Opinion
In April 2008, I jokingly referred to myself as the “Queen of Suppression Orders” when explaining to a jury why I had banned a show that had been about to air on the Seven network.
I was the Supreme Court judge in charge of the gangland murder trials involving Carl Williams and had issued some noteworthy suppression orders.
The TV segment was set to show Judy Moran arguing with Carl Williams’ mother over whose son was the better criminal.
When I commenced dealing with Williams he faced at least seven trials, predominantly for murder and conspiracy to murder, which involved seven different murders and was anticipated to take many years to be heard. Despite those upcoming trials, Williams, the charges he faced and his family were daily media fodder.
One reason for the orders was that I presumed that the first application that Williams would make would be an application for a permanent stay of all the trials on the basis of that publicity.
It would have been impossible to find an impartial jury if they had read about his conviction for one execution-style murder immediately before his trial for another execution-style murder.
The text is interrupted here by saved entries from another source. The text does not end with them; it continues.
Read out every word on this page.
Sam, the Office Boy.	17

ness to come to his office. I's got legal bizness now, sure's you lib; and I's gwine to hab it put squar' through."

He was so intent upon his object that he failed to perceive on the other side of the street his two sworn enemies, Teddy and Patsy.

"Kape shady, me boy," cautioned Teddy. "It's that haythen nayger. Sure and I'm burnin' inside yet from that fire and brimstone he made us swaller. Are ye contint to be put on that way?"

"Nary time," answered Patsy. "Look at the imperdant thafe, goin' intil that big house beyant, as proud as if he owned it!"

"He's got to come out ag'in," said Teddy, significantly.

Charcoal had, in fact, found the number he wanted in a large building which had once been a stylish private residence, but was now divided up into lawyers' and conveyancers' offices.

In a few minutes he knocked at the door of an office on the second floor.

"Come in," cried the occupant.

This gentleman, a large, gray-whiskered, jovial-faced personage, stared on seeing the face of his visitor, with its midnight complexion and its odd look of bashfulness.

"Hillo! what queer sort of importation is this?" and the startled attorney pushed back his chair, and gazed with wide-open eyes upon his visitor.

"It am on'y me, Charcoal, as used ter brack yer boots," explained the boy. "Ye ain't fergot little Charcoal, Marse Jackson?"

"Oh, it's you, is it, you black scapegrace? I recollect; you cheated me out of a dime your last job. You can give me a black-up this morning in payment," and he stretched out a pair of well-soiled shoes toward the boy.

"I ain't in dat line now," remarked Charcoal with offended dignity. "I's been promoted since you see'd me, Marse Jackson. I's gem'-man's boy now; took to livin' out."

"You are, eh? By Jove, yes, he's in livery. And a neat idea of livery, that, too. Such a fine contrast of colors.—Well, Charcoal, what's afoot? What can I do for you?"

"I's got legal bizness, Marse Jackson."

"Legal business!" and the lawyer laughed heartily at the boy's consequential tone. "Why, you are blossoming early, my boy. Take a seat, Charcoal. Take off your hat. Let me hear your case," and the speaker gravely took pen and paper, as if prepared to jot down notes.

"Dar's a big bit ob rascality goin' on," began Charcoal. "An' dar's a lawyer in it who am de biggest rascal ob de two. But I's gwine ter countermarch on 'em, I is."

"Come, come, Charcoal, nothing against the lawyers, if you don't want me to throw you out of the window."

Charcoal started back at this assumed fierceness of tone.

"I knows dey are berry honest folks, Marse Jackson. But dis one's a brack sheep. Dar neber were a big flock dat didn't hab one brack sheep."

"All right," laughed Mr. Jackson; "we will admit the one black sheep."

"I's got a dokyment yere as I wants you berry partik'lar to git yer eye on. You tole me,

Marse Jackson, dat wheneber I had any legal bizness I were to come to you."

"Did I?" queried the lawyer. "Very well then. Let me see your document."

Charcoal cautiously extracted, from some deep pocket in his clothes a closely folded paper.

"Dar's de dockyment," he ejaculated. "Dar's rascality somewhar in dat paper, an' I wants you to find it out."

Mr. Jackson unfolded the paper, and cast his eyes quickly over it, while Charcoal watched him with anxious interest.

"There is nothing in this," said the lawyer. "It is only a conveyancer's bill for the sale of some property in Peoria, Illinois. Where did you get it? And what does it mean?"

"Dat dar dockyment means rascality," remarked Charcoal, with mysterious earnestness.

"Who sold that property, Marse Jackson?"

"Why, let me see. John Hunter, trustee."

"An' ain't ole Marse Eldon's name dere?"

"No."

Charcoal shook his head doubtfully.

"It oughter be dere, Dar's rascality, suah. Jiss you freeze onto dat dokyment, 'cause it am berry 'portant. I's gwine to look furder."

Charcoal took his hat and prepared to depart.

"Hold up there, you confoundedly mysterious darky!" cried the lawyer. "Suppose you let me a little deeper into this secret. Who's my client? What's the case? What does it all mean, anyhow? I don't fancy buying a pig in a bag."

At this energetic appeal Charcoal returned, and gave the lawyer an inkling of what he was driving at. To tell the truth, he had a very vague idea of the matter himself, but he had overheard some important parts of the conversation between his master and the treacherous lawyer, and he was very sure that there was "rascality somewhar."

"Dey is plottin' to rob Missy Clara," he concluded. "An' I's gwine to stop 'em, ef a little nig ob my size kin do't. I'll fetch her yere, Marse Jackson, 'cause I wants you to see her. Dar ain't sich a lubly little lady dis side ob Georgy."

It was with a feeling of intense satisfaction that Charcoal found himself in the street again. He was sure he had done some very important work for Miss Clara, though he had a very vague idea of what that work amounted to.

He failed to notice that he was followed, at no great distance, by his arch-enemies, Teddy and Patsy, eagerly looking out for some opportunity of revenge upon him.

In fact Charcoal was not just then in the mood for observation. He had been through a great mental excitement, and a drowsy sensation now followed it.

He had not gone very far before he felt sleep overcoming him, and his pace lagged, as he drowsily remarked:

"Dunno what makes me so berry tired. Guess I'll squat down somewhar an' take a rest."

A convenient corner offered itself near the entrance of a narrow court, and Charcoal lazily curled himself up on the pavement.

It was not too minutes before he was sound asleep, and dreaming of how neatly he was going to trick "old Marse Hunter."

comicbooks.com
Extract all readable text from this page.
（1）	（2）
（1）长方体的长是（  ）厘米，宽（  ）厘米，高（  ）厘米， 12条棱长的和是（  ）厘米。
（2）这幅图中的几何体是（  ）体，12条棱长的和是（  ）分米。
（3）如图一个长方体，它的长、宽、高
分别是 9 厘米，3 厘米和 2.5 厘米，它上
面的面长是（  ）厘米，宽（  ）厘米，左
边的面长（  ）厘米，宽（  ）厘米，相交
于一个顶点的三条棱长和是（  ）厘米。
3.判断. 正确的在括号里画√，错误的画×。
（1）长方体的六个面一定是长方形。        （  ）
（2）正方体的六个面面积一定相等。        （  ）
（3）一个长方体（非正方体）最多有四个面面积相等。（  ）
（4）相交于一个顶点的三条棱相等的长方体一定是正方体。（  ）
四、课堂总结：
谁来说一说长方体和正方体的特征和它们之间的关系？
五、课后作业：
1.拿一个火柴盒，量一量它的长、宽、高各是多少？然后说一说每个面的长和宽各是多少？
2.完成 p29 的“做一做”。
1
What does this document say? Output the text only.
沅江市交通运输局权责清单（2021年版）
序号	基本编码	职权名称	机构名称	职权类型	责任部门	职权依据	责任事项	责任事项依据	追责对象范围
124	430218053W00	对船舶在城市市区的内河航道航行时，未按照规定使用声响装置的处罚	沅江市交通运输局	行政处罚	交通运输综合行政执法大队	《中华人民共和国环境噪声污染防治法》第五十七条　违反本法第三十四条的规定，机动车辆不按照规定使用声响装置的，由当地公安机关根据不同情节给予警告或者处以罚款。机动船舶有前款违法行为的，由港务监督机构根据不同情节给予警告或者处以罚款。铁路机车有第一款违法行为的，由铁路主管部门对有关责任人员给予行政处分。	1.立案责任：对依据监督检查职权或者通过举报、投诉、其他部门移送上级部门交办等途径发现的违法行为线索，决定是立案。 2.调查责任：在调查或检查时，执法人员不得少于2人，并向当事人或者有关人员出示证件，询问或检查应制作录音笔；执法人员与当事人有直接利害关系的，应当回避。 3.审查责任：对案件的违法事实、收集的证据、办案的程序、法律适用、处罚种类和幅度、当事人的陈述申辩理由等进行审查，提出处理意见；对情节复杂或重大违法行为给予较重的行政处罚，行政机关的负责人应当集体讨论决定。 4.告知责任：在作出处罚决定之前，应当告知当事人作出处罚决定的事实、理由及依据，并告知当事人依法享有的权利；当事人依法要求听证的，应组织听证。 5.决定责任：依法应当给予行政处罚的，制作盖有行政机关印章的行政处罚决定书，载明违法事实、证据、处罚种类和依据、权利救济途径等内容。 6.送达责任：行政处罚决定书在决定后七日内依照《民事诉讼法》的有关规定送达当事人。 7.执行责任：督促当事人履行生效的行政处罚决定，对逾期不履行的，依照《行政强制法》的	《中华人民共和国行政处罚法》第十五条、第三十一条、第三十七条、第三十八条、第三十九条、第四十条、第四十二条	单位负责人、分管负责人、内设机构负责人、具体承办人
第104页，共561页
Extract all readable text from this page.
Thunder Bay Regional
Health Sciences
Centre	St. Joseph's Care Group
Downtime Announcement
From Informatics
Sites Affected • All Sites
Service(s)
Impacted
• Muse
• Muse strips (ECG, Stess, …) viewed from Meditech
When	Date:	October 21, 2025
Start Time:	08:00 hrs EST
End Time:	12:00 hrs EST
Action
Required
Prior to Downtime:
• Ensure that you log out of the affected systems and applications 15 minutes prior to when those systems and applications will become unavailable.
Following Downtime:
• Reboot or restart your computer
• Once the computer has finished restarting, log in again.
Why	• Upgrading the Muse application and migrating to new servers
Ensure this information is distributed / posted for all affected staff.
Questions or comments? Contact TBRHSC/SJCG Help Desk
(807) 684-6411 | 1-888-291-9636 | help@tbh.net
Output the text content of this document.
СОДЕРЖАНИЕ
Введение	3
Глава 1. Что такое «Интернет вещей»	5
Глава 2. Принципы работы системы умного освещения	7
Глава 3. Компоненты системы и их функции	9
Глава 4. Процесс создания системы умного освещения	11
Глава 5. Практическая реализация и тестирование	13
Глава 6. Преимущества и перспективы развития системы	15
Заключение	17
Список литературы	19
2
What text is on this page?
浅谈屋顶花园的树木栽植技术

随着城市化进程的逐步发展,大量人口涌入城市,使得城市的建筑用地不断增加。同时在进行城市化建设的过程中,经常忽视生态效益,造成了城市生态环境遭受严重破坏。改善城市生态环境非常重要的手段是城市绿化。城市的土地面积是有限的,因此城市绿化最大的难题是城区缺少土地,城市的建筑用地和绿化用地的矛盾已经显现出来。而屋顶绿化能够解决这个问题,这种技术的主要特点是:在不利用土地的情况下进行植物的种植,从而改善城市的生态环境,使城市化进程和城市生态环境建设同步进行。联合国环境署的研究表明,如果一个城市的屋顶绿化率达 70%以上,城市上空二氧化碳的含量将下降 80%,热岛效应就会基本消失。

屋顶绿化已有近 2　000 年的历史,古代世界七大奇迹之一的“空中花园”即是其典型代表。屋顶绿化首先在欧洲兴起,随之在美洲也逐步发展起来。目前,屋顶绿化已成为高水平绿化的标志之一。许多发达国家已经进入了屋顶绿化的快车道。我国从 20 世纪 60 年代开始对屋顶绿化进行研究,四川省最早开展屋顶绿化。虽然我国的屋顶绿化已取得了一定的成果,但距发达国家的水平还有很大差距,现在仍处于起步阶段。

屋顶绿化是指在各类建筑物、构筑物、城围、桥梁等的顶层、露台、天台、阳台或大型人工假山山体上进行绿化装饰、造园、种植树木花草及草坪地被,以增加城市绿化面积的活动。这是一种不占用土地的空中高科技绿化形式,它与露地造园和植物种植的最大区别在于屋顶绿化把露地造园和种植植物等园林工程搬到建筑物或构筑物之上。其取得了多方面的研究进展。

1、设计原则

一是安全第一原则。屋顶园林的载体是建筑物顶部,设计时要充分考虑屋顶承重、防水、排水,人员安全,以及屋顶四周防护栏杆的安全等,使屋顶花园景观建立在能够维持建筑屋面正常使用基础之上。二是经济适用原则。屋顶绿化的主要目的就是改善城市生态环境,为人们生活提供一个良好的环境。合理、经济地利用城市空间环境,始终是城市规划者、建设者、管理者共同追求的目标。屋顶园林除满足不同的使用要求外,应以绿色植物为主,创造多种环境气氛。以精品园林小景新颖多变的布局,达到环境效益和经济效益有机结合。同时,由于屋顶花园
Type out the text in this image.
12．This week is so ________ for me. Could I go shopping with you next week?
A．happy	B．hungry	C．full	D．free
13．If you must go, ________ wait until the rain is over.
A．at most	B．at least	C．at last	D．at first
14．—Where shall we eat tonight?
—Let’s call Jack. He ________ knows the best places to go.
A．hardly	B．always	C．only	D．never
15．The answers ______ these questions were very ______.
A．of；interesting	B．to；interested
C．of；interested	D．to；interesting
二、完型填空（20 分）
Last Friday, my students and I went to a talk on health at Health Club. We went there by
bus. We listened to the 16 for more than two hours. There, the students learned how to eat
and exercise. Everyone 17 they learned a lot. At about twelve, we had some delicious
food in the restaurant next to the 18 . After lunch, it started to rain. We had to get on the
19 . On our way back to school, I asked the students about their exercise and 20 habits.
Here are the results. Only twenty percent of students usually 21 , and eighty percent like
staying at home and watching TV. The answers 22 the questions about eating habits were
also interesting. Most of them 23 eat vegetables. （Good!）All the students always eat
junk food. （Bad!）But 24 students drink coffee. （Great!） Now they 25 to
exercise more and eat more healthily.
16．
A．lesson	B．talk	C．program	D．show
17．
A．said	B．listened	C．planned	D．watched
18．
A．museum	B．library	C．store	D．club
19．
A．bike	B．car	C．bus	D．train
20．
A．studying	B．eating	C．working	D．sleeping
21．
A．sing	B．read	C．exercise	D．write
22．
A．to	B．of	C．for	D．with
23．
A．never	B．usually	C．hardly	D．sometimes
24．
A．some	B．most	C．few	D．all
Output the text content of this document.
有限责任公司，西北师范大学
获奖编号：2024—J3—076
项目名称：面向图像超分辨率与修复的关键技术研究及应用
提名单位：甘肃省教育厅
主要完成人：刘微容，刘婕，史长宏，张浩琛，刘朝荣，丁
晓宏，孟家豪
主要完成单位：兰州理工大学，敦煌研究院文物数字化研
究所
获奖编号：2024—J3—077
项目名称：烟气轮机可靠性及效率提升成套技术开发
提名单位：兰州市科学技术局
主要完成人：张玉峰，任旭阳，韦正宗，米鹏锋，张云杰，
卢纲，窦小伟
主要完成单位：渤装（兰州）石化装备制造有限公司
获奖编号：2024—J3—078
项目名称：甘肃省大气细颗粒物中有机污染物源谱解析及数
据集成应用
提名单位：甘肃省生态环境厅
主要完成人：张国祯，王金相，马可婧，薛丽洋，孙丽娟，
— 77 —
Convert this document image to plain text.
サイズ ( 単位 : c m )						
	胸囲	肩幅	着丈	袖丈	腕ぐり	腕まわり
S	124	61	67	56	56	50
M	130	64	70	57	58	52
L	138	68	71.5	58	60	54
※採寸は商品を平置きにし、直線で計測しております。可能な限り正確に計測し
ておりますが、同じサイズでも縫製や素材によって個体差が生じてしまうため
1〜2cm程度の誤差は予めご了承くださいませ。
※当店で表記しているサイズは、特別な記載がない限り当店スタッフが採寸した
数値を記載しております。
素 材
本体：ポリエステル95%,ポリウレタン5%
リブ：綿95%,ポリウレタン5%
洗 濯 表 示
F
A successful application would have meant that he would not have been prosecuted at all. I must have been prescient as that was indeed the first application.
Because of the suppression order and due to the lapse of a few months with no publicity or reference to Williams, I was able to refuse the application.
The purpose of these orders was not to help Williams – it was to help the community have these trials dealt with as expeditiously, cost effectively and as fairly as possible, thereby ensuring that justice could be served.
There were constant complaints from the media about the suppression orders interfering with the public’s right to know. I, however, had to balance that with the community’s right to have these cases heard and an end to the gangland war infotainment that they had become.
I refer to this because of a report released on Tuesday, prepared by researchers at the school of Media, Film and Journalism at Monash University, at the request of the Melbourne Press Club.
In summary, the report says the courts have completely failed to safeguard the principle of open justice and that the limitations to conducting public interest news journalism in Victoria are now so severe that the crucial role of holding powerful institutions and individuals to account is under significant strain.
The report refers heavily to suppression orders in the Victorian courts, and is based upon interviews with 12 journalists.
To support its contention that Victorian courts are less transparent than other states, it reports figures showing that, in 2023, Victorian courts issued 521 suppression orders, South Australia 308, Western Australia 2 and NSW 133.
It is most unfortunate that the authors of this independent report did not refer to a 2020 report called Debunking the Myth: why Victoria is not the suppression order capital of Australia by Melbourne University academic Jason Bosland. That report clarifies the problem of using raw statistics when only Victoria and South Australia routinely provide media organisations with a notice about every suppression order issued by every court in the state. The statistics relied upon reflect reporting, not actuality.
Far from being the “suppression order capital” Victoria has, relative to population, one of the lowest per capita number of suppression orders for individual cases, according to Bosland’s research.
In a population of over 7 million people, and in excess of 350,000 cases in the combined jurisdictions, only 0.151 per cent of all cases are suppressed.
Could we do better? Of course we could.
I share community concern about the increasing use of mental health fragility and how its interconnection to well-known identities and families is being used to justify the granting of suppression orders, preventing the naming of people accused of crimes. It is disturbing that those who can afford the services of private psychiatrists and private mental health facilities are being afforded the privilege of not being named as being charged. When judges have reports that state there is a real and significant risk that the person charged will commit suicide if they are named, and that report goes unchallenged, untested, then it makes it almost impossible for the judge to refuse that application.
These psychiatrists should face cross-examination over their claims their clients are in a worse mental state than the average defendant facing serious charges.
This was recently highlighted in the case of Tom Silvagni.
I doubt that many people’s mental health is in good condition after being charged with serious crimes. But very few have the resources to obtain excellent psychiatric assistance and sometimes quite compelling expert reports as to why there should be a suppression order to prevent the adverse and overwhelming publicity that comes with their own fame or notoriety. It appears to smack of a privilege.
I believe that it would be better either that no one is named until convicted, or everyone is named.
There should be one rule for all, and that rule should be that everyone has the right to a fair trial.
The Honourable Betty King, KC, is a retired Victorian Supreme Court judge.